Research & Collections

Although the South Yard was utilized as a service complex in the 18th and 19th centuries, Madison’s reconfiguration of the mansion was also mirrored in the South Yard.  Identified on a fire insurance map from 1837, the South Yard was comprised of three duplex-homes—or what are referred to as “Dwelling House for Servants”—and two smoke houses.  The South Kitchen, built in the mid-18th century is curiously absent, indicating that it was demolished sometime before 1837.

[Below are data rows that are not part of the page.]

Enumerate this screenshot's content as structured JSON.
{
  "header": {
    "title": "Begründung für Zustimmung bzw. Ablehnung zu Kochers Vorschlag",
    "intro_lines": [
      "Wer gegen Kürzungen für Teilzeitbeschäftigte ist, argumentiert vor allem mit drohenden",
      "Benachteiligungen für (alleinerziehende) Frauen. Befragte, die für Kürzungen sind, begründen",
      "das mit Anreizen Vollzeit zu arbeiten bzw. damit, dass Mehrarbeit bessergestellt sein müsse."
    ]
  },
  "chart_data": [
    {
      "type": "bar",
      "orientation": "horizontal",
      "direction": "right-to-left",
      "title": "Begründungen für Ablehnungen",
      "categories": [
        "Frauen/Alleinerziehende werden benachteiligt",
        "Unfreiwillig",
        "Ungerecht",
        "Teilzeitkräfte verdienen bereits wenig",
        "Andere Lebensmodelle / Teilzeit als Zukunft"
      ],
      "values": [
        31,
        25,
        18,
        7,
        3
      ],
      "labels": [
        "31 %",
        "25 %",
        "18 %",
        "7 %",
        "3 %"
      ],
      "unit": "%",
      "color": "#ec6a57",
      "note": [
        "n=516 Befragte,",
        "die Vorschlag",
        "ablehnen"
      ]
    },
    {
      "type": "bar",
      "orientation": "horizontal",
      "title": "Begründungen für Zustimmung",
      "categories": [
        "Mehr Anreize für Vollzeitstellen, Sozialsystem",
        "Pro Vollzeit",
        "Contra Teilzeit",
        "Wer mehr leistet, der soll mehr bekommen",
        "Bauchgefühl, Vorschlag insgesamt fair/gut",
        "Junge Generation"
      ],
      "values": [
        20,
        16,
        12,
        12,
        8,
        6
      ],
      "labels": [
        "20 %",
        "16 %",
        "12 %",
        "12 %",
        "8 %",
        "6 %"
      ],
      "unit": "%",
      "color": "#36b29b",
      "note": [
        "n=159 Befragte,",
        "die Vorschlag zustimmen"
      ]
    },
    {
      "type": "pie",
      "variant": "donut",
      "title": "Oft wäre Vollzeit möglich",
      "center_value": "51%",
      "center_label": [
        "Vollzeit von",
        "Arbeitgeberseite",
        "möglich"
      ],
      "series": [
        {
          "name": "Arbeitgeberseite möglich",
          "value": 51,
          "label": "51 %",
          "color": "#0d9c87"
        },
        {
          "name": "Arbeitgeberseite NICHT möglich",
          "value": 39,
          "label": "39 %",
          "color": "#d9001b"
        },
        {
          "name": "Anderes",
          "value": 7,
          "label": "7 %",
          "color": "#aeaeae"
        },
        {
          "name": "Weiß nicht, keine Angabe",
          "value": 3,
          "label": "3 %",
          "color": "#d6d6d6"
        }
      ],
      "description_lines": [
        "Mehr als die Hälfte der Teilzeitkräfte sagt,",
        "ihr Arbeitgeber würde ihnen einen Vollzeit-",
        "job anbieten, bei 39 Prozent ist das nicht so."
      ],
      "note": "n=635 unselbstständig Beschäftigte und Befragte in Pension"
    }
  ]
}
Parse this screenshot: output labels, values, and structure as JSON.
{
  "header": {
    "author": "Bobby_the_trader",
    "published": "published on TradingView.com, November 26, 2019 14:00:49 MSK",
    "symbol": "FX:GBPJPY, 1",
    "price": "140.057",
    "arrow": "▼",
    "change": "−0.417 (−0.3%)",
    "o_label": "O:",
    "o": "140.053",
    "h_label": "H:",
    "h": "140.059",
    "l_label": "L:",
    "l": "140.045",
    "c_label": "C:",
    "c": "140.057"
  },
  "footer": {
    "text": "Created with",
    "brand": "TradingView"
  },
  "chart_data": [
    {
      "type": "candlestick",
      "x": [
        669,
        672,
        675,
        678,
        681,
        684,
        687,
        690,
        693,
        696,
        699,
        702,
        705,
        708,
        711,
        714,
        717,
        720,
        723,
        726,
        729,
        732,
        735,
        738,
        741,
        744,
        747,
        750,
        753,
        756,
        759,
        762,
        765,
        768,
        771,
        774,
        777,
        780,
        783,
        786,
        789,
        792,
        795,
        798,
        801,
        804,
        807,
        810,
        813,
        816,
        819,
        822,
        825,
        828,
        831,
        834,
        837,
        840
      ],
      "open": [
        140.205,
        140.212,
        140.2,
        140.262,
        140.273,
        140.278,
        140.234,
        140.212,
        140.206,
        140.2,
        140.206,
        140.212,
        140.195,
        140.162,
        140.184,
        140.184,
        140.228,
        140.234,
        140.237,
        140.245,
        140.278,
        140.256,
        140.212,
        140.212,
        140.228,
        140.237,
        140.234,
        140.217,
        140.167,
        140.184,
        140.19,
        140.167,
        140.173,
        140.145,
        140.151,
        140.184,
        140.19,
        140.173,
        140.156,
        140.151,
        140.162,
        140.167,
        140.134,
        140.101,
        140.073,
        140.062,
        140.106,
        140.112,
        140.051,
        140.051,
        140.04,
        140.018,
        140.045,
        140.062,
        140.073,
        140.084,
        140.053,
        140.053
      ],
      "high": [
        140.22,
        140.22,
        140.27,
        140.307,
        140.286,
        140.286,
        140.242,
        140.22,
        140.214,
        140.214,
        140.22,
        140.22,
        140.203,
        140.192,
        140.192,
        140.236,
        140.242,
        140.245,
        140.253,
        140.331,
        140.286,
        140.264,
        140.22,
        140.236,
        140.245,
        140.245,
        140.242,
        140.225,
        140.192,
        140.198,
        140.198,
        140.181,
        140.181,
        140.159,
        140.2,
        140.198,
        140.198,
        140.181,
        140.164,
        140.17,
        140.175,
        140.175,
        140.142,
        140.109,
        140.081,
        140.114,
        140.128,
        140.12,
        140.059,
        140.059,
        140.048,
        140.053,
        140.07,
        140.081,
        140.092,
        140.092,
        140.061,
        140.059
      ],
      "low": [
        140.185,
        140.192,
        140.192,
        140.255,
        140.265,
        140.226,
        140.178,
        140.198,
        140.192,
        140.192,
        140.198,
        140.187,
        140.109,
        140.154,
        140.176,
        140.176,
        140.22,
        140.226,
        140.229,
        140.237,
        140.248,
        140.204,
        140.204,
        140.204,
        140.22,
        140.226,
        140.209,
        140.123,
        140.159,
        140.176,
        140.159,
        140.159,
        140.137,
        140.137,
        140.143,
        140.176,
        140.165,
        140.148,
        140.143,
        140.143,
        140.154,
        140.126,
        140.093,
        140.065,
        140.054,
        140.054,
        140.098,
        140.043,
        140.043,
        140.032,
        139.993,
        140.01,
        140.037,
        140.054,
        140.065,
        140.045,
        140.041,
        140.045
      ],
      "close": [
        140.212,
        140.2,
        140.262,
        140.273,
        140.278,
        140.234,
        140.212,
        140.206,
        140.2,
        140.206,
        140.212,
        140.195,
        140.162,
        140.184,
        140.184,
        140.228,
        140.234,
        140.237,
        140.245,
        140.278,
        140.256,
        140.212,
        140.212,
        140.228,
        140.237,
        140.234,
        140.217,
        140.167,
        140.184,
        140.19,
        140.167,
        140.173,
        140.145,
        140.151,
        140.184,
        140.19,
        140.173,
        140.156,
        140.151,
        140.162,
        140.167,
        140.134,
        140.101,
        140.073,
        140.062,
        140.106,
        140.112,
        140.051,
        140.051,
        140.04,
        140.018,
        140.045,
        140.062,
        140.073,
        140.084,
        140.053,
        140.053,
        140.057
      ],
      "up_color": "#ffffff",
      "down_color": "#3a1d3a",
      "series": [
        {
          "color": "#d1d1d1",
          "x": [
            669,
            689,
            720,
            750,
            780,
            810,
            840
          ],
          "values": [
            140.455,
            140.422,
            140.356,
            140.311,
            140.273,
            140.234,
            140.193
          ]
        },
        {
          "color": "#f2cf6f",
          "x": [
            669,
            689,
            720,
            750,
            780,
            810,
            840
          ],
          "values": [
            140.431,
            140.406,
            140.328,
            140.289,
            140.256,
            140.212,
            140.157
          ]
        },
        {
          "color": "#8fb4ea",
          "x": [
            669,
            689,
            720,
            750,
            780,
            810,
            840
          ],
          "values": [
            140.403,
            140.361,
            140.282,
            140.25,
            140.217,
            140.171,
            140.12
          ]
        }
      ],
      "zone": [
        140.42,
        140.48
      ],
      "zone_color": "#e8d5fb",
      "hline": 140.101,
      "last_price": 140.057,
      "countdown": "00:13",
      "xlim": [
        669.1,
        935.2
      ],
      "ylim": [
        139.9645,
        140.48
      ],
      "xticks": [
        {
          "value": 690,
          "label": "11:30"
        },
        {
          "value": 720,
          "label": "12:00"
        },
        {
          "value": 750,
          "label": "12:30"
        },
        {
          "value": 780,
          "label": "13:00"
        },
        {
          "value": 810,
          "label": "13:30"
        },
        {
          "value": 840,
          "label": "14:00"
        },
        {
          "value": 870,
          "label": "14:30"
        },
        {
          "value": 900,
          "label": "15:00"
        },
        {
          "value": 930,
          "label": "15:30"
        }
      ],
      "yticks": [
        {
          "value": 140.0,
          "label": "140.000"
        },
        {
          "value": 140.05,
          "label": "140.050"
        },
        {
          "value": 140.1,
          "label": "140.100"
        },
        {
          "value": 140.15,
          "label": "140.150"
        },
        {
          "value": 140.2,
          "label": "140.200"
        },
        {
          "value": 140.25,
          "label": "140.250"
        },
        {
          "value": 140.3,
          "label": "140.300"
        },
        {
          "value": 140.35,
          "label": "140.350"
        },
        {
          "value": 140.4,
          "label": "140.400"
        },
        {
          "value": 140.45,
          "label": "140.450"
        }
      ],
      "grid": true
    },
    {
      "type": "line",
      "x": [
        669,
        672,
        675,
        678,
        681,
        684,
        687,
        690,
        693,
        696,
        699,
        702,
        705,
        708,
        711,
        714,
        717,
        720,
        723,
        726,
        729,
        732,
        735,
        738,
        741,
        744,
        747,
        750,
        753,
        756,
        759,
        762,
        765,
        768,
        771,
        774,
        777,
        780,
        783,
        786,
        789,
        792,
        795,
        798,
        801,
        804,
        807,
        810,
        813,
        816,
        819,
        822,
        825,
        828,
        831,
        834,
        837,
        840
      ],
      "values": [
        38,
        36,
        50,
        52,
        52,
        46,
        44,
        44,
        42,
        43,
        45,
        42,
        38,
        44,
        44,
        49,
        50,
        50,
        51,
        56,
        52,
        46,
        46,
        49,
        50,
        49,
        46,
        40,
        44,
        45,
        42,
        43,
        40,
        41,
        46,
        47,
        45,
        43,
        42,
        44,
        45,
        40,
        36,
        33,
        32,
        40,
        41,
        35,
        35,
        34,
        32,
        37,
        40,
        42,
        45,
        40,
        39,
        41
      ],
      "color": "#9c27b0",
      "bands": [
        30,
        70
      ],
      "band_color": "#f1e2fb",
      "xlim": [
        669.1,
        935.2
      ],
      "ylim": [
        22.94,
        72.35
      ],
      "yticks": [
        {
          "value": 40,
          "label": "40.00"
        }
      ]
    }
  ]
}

Archaeological investigations have been performed on the Southeast and Southwest Duplex-Homes, as well as preliminary investigations of the eastern smoke house.  These excavations revealed a series of stone and brick foundations on the two duplex-home structures that confirmed their size at 16 feet by 32 feet, or two rooms of 16 feet by 16 feet.  Each structure had a central chimney base, one of which was a classic Rumsford fireplace that provides definitive dating evidence for the South Yard structures—the only other Rumsford fireplace is seen in the wings of the mansion added in 1809-1812. We have used this evidence to recreate the timber frames of these structures in the South Yard today.

The archaeological excavations also revealed evidence for pipes that were used to transport water to an unknown structure, perhaps a dairy, beyond the South Yard, and of a roasting pit used for preparing barbeque.

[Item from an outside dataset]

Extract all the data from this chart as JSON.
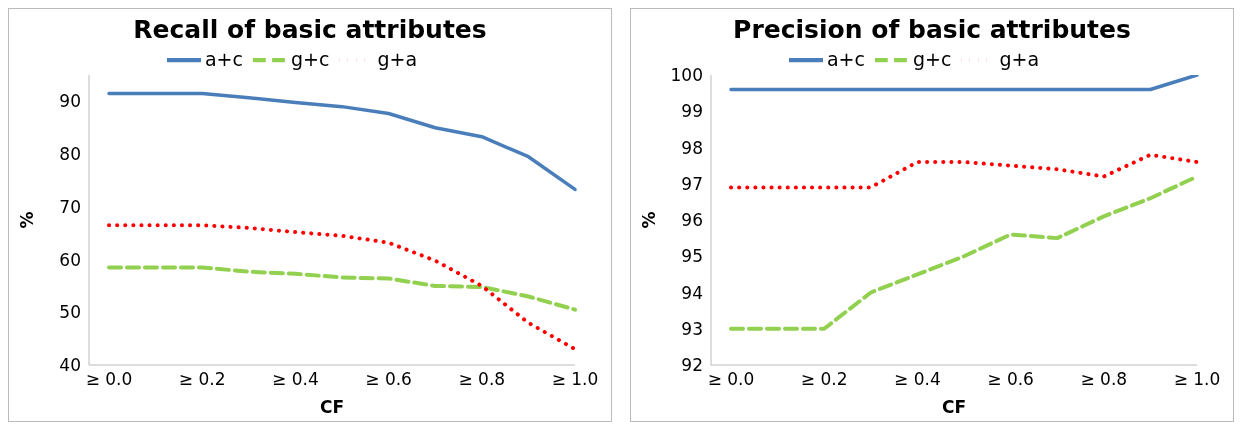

Yet the excavations were not just about buildings, water pipes or roasting pit, but the artifacts that would reveal more about the everyday lives of the enslaved domestic servants that lived and worked in the South Yard and the mansion.

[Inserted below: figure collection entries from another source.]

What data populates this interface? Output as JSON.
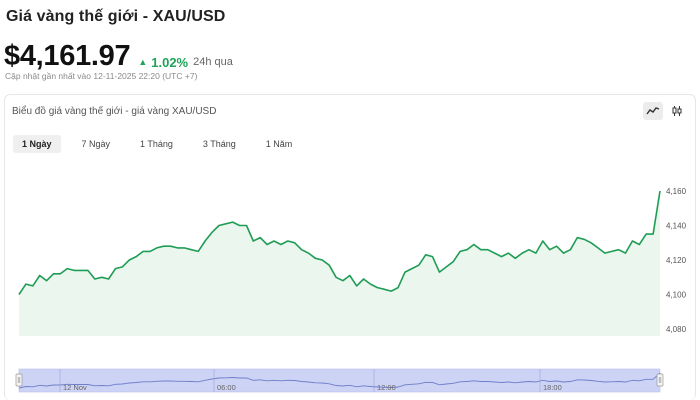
{
  "header": {
    "title": "Giá vàng thế giới - XAU/USD",
    "price": "$4,161.97",
    "change_pct": "1.02%",
    "change_label": "24h qua",
    "updated": "Cập nhật gần nhất vào 12-11-2025 22:20 (UTC +7)"
  },
  "chart": {
    "title": "Biểu đồ giá vàng thế giới - giá vàng XAU/USD",
    "tabs": [
      "1 Ngày",
      "7 Ngày",
      "1 Tháng",
      "3 Tháng",
      "1 Năm"
    ],
    "active_tab": "1 Ngày"
  },
  "navigator": {
    "labels": [
      "12 Nov",
      "06:00",
      "12:00",
      "18:00"
    ]
  },
  "colors": {
    "line": "#1f9d55",
    "area": "#eaf6ee",
    "up": "#1fa25a",
    "navigator_fill": "#cdd3f5"
  },
  "chart_data": {
    "type": "line",
    "title": "Biểu đồ giá vàng thế giới - giá vàng XAU/USD",
    "xlabel": "",
    "ylabel": "",
    "ylim": [
      4080,
      4165
    ],
    "yticks": [
      4080,
      4100,
      4120,
      4140,
      4160
    ],
    "ytick_labels": [
      "4,080",
      "4,100",
      "4,120",
      "4,140",
      "4,160"
    ],
    "grid": false,
    "series": [
      {
        "name": "",
        "values": [
          4100,
          4106,
          4105,
          4111,
          4108,
          4112,
          4112,
          4115,
          4114,
          4114,
          4114,
          4109,
          4110,
          4109,
          4115,
          4116,
          4120,
          4122,
          4125,
          4125,
          4127,
          4128,
          4128,
          4127,
          4127,
          4126,
          4125,
          4131,
          4136,
          4140,
          4141,
          4142,
          4140,
          4140,
          4131,
          4133,
          4129,
          4131,
          4129,
          4131,
          4130,
          4126,
          4124,
          4121,
          4120,
          4117,
          4110,
          4108,
          4111,
          4105,
          4109,
          4106,
          4104,
          4103,
          4102,
          4104,
          4113,
          4115,
          4117,
          4123,
          4122,
          4113,
          4116,
          4119,
          4125,
          4126,
          4129,
          4126,
          4126,
          4124,
          4122,
          4124,
          4121,
          4124,
          4126,
          4124,
          4131,
          4126,
          4128,
          4124,
          4126,
          4133,
          4132,
          4130,
          4127,
          4124,
          4125,
          4126,
          4124,
          4131,
          4129,
          4135,
          4135,
          4160
        ]
      }
    ]
  }
}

Staff archaeologist Kira Runkle excavates the barbecue trench in the South Yard. Notice the reddened clay edges along the right side of the trench. Fires being built within the trench scorched the clay and transformed them into a brick-like consistency.

Overhead shot of excavations in the South Yard showing the two duplex structures fully revealed. Notice post holes for possible porch associated with duplex with brick chimney base.—December 2011.